Still, the soldiers consider it an honour to be among the select few to serve in Hong Kong. The units here have relatively high standards when selecting troops, according to Lieutenant General Zhang Shibo, the garrison's commander.
Zhang said that when selected, troops were usually stationed in Guangdong to undergo a year of training. Officers are carefully chosen from other military command units on the mainland.
'For example, soldiers are required to be about 1.75 metres tall, and must have a high school education. Our requirements are higher than for other troops [on the mainland],' he said, adding that soldiers must pass further assessments after their training before they are sent to Hong Kong.
The monthly income of a navy lieutenant commander is about HK$14,000 - or about 40 per cent higher than for comrades with the same rank on the mainland, according to one sailor. Non-commissioned troops and officers also receive a cash allowance from the central government.
Zhang also noted that soldiers in Hong Kong get more paid leave than mainland-based servicemen.
'Our soldiers also enjoy 45 to 60 paid leave days [a year] when they are working in Hong Kong,' he said. 'Their spouses and children are also allowed to visit Hong Kong for up to 60 days a year.'
For the rest of the year, soldiers face a strict regimen of training and work. Spare time is limited in their strict daily routine: up at 6am, 20 minutes for breakfast, then off to work stations or to training and drills. All soldiers are required to take a two-hour nap at 2pm. They do their own laundry after finishing their duties in the evening. Lights-out is at 10pm.

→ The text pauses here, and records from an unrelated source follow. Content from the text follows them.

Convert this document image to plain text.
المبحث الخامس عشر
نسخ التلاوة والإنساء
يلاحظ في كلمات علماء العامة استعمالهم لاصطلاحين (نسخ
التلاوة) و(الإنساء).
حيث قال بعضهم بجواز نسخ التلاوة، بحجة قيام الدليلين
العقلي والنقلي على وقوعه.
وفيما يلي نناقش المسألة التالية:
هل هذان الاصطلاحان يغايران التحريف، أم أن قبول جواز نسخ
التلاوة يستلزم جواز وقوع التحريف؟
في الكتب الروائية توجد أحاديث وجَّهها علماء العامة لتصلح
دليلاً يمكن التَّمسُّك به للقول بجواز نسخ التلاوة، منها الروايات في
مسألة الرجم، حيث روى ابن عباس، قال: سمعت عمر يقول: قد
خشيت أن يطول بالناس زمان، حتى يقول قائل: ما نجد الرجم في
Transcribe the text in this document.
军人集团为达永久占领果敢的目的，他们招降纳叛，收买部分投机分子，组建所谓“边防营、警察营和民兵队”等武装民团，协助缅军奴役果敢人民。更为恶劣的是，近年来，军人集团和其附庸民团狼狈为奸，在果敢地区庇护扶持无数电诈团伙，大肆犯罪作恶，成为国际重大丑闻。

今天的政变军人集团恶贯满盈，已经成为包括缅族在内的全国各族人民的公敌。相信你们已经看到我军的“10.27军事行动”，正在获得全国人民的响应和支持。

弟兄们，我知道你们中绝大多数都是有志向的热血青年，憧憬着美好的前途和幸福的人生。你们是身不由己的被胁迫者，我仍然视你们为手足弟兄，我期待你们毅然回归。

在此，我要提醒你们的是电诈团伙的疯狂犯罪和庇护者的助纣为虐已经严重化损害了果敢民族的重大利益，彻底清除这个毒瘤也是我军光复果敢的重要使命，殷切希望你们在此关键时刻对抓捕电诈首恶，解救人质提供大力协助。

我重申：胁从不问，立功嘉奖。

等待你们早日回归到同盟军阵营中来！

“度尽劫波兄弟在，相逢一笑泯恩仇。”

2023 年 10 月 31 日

To keep himself busy when he's not engaged in duties, Lieutenant Yang Guoyong, from Zhangzhou, Fujian province, has been building two models of PLA destroyers using scrap metal and wood since arriving at the garrison several months ago. He has also carved a wooden helicopter.
'First I drew sketches for my models, then I glued the metal and wood parts together piece by piece. It took me one month to finish my guided-missile destroyer model,' said Yang, a 29-year-old officer who signed up to the PLA 10 years ago.
Yang's comrades pass their spare time in various ways. Some play chess and cards. Others sing karaoke. But nowadays, PLA soldiers prefer to sing pop songs rather than revolutionary 'red' songs.
Lieutenant General Wang Zengbo, the political commissar of the garrison who overseas cultural and political affairs, said PLA troops were allowed to leave the barracks to meet their families, but prior approval must be granted.
When asked whether the everyday isolation would affect the wellbeing of soldiers, Wang said the garrison provided troops with psychological counselling.
'Military men are also common people who are affected by problems in society. Troops and officers may develop mental illnesses, so we designate consultants and provide them with psychological care,' Wang said.
All officers were trained to help their subordinates deal with common emotional and mental problems, Wang said. More severe cases were referred to professional care.
'We also sharpen and strengthen the will of our soldiers through organised military drills,' he said.
As part of their welcome to Hong Kong, newly arrived troops receive local tours and shopping trips. At the end of their rotations in Hong Kong they are given a similar send-off.
It is a life that may seem restrictive to outsiders, however, the troops take a positive approach to their unique situation.
'On open days [when the public and media are free to visit], many Hong Kong residents remind us that, besides our view of Victoria Harbour, the balconies of our bedrooms also feature beautiful views of fireworks - a selling point for luxury Hong Kong homes,' one soldier said with a smile.